Under the state’s current vaccine distribution plan, the first people to be eligible for a vaccine would likely be essential health care workers and high-risk nursing home residents in areas where there’s a high number of cases. The next would be health care workers and nursing home residents in areas with relatively low numbers of cases, such as Essex County, which has one of the lowest test positivity rates in the state.

“We are a low-COVID prevalence in a geographic region at this time,” Beers said. “I assume, given downstate, we will stay that way.”

Next to be vaccinated would be first responders; teachers, school staff and child care providers; public health workers; high-risk people and essential front line workers who have regular contact with the public. Then vaccinations would open up to everyone over the age of 65, then all other essential workers, then the general population, according to the state’s COVID vaccination program book.

Logistical questions

It’s unclear at this time what vaccine will ultimately be distributed. Multiple companies have submitted vaccines to the U.S. Food and Drug Administration for emergency authorization.

Some of the vaccines use genetic material, and have to be stored at a low temperature with controlled humidity. Some of the vaccines have to be administered in two separate doses, while other vaccines in development are single-shot and don’t require temperature control.

If a vaccine that requires two doses is ultimately disseminated, like the one developed by Pfizer and BioNTech, that means whatever agency distributes it needs to keep track of which vaccine has been given to each person — a person can’t receive two different types of vaccine — and when that second dose needs to be administered.

That complicates the distribution planning process.

According to Beers, the county Health Department is prepared for the possibility of a two-dose vaccine. The department’s staff is trained to use a state system that would allow them to keep track of who has been vaccinated and when, and the department has already ordered more tablets for staff to use to input information.

About the vaccines

Pfizer, which has worked with German company BioNTech on its new vaccine, announced last month that it had submitted its emergency authorization application to the FDA.
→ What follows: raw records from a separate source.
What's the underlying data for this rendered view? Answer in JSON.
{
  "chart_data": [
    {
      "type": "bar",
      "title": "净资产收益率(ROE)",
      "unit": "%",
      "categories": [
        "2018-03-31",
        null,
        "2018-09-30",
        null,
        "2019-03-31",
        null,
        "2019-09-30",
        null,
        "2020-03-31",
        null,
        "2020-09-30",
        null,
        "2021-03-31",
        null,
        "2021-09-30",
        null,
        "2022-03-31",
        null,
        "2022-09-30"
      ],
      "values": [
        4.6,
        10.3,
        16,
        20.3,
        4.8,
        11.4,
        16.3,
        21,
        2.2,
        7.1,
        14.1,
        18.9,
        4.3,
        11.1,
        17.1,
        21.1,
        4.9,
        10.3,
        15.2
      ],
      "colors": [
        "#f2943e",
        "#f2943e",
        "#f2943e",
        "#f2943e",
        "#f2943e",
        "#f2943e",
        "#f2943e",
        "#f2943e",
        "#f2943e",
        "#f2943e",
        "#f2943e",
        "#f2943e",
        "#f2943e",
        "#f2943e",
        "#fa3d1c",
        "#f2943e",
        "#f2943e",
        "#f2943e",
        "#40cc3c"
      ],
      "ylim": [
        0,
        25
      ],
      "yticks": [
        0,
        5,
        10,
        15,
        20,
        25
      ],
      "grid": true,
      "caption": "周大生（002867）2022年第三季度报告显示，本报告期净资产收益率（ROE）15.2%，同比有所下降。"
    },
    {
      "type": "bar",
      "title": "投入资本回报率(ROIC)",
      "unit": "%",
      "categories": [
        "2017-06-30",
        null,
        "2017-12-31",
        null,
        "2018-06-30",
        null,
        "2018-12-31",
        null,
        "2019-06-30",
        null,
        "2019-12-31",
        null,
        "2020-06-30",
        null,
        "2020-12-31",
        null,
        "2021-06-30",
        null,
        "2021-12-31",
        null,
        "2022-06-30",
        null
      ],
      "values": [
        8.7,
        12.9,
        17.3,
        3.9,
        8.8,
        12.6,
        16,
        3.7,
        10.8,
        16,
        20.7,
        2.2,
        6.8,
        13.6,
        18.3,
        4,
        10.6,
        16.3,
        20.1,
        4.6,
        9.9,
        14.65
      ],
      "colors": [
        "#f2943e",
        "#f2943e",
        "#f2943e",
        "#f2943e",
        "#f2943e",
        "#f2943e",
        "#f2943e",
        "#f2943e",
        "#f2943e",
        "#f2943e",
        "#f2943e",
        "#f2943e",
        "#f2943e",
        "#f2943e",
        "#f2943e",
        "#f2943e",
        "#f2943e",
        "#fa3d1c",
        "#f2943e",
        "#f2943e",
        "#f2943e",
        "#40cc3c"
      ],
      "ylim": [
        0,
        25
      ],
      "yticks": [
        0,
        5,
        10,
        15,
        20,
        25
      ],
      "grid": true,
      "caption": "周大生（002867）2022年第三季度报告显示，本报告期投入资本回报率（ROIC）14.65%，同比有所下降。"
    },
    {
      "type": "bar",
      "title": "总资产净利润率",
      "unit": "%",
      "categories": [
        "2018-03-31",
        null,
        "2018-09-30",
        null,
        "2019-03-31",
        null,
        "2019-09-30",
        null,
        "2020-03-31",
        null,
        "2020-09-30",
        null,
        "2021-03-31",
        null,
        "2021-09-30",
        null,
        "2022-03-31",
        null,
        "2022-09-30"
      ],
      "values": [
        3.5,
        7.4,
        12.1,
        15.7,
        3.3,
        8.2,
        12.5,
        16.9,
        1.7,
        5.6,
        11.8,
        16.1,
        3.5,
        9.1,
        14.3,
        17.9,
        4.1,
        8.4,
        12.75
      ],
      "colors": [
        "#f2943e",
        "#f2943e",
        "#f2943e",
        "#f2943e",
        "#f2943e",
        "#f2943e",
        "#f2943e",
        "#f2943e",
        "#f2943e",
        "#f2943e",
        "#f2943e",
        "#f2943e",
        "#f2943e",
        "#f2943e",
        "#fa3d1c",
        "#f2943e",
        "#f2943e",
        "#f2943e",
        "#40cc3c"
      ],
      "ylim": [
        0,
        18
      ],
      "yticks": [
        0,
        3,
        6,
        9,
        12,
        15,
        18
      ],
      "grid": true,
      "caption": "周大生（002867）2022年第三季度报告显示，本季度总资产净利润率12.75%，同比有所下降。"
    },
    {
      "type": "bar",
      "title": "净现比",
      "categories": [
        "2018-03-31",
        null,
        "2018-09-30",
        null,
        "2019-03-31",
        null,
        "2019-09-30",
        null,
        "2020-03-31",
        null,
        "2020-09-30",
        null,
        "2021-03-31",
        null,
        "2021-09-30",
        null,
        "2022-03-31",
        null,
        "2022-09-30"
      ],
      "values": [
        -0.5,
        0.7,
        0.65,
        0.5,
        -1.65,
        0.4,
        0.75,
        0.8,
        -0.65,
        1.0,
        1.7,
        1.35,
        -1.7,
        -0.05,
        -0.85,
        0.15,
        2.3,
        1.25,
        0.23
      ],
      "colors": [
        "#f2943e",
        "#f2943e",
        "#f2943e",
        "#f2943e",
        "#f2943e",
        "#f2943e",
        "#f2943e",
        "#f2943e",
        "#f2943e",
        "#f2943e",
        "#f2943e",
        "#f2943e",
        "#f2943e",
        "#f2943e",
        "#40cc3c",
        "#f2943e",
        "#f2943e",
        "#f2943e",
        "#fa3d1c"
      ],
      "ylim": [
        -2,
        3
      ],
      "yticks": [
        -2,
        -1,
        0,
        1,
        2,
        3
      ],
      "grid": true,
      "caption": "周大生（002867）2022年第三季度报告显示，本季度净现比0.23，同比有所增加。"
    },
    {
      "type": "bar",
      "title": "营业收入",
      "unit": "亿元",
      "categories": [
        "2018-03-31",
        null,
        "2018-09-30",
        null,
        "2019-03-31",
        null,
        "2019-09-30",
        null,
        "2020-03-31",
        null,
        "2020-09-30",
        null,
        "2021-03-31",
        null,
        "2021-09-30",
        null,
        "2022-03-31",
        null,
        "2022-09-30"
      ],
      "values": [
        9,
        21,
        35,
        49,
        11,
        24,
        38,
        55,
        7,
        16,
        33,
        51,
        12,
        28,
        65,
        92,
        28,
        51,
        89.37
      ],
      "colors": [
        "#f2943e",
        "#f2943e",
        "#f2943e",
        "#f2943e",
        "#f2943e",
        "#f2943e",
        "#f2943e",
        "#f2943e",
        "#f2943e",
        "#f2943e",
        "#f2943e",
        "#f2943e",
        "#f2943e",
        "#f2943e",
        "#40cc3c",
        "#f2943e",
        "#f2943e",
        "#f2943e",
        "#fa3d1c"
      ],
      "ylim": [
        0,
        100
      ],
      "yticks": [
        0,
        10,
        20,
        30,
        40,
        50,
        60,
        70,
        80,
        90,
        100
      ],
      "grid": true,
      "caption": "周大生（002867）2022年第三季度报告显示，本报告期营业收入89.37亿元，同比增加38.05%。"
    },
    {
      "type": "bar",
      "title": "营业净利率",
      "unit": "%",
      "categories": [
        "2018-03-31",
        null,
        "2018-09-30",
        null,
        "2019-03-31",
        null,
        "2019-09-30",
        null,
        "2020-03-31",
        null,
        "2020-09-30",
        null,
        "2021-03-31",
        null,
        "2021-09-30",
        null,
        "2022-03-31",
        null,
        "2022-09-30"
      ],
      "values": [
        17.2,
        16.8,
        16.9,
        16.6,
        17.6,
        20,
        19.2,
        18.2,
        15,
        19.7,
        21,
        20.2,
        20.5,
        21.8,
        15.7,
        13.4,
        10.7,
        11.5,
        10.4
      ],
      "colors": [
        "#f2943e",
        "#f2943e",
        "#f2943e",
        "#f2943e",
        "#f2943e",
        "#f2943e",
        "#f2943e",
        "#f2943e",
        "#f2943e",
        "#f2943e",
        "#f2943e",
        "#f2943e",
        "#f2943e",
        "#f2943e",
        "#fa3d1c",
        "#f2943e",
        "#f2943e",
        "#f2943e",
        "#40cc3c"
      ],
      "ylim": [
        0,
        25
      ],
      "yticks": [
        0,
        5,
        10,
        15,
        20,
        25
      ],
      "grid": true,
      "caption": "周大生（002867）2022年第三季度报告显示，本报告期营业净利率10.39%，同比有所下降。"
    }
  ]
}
Pfizer and BioNTech said that its late-stage vaccine trial showed its vaccine to be 95% effective after the second dose is administered. The vaccine has no serious side effects and an ability to prevent severe COVID-19 in older people, the New York Times reported. Documents from the FDA released on Tuesday show that Pfizer’s vaccine can provide some protection against COVID-19 even earlier — within 10 days of the first dose. The FDA’s analysis also revealed that the vaccine has worked well regardless or a person’s age, weight or race, and that trial volunteers did not experience any serious adverse effects caused by the vaccine.
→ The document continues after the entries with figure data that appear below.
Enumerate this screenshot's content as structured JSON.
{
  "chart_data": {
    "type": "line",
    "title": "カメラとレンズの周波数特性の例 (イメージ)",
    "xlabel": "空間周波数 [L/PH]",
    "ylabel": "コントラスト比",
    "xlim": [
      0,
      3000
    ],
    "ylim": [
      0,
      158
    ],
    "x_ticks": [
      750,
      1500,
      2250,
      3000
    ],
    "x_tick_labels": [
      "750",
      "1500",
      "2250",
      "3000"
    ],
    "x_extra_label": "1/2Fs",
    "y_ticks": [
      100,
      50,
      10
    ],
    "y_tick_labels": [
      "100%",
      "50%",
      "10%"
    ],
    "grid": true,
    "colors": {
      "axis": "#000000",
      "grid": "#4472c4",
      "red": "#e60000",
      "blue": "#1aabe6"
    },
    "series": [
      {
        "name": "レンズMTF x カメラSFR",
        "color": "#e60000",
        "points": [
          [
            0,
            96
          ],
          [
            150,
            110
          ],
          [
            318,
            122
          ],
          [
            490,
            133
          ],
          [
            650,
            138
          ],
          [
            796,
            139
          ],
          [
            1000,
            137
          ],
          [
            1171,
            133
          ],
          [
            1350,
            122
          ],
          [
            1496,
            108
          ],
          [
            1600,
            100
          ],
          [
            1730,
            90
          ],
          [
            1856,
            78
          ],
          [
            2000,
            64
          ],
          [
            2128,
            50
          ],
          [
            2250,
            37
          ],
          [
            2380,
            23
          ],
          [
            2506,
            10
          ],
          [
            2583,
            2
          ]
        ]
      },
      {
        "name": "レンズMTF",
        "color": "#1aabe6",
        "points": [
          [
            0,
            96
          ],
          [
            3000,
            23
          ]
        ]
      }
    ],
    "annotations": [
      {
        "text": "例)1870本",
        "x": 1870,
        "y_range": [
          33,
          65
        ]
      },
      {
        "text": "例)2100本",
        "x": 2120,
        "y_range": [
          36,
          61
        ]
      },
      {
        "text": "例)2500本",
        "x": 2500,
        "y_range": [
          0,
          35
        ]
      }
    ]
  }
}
That doesn’t mean there were no side effects, however. The trial did show that many participants experienced mild side effects after receiving the second dose, such as aches, chills, fatigue and fevers, according to the Times.
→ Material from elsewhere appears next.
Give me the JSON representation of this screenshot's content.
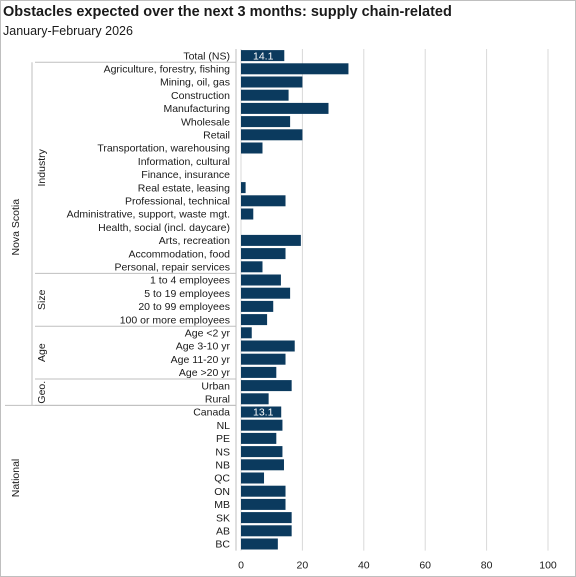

If authorized by the FDA, Pfizer’s vaccine could be administered to the first group of Americans by mid-December, according to the Times.

Another American company working on a vaccine is Moderna, which announced preliminary results that showed its vaccine to be 94.5% effective. Moderna has also applied for emergency authorization from the FDA.

There is also a single-shot vaccination in development by Johnson & Johnson, but it’s not as close to being ready for distribution.

“I would hope that’s what we would get here in rural Essex County, but we’ll see,” Beers said.

There are still some discussions to be had between the department and hospitals to decide which agency will disseminate vaccines to which populations, according to Beers. The health department doesn’t want to order vaccines for nursing homes if the hospitals, some of which operate nursing homes, plan to order vaccines for nursing home residents, she said.